Opinione espressa anche da Renato Brunetta, capogruppo di Forza Italia alla Camera. «Se queste sono le prime scelte effettuate dal direttore generale, sono più che fondate le preoccupazioni da sempre sollevate da Forza Italia, circa la riforma della governance Rai, che consegnerà alla tv pubblica un uomo solo al comando». Maurizio Gasparri, senatore di Forza Italia, invece punta l'indice sulla scelta esterna alla tv pubblica. «In un'azienda che ha migliaia e migliaia di dipendenti, di capaci dirigenti, i nuovi vertici della Rai continuano a fare arruolamenti esterni.

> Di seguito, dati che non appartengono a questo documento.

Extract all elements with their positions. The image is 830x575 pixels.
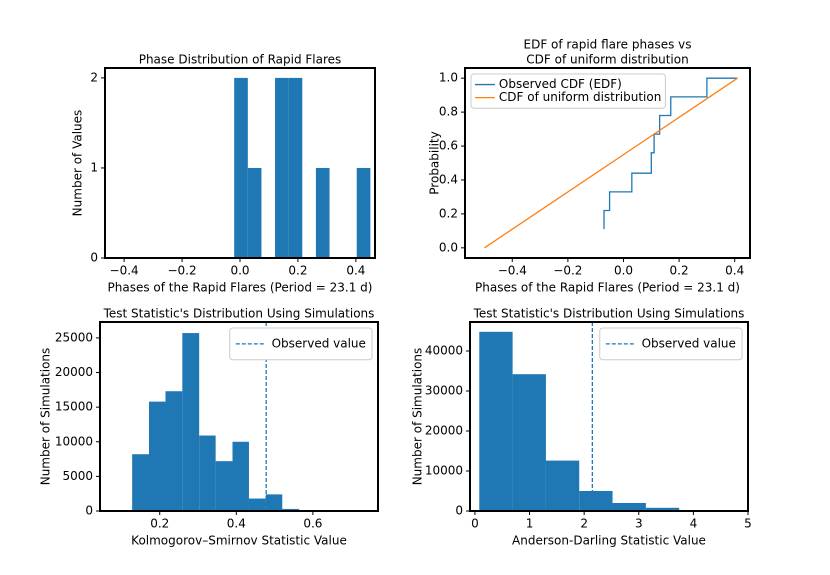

Si attua di fatto una privatizzazione strisciante della Rai al servizio del partito di Repubblica». Rincara Brunetta: «In questo modo il direttore generale mette una pietra tombale sulla riorganizzazione per newsroom dell'informazione Rai, rispetto alla quale, quasi un anno fa, la Commissione parlamentare di Vigilanza aveva espresso parere favorevole». In effetti, con questa scelta, viene mandata in soffitta l'operazione che aveva avviato Gubitosi di creare due newsroom (una che accorpava Tg1, Tg2, Tg3 e Rai parlamento e l'altra con Tg3, RaiNews e TgR).

Resteranno tutti separati, ma con un coordinamento unico.Invece, chi conosce Verdelli - e sono tanti i giornalisti che hanno lavorato (e sudato nelle redazioni con lui, noto nell'ambiente per lo stacanovismo e il perfezionismo) - lo dipinge come un giornalista tutto d'un pezzo, con una carriera che parla da sola e assicura che, se non avesse avuto rassicurazioni sulla totale libertà di movimento e soprattutto sulla reale volontà della mission di cambiamento, non avrebbe accettato la sfida. Sarà. Comunque la Rai è un osso duro. E può piegare anche i più tosti.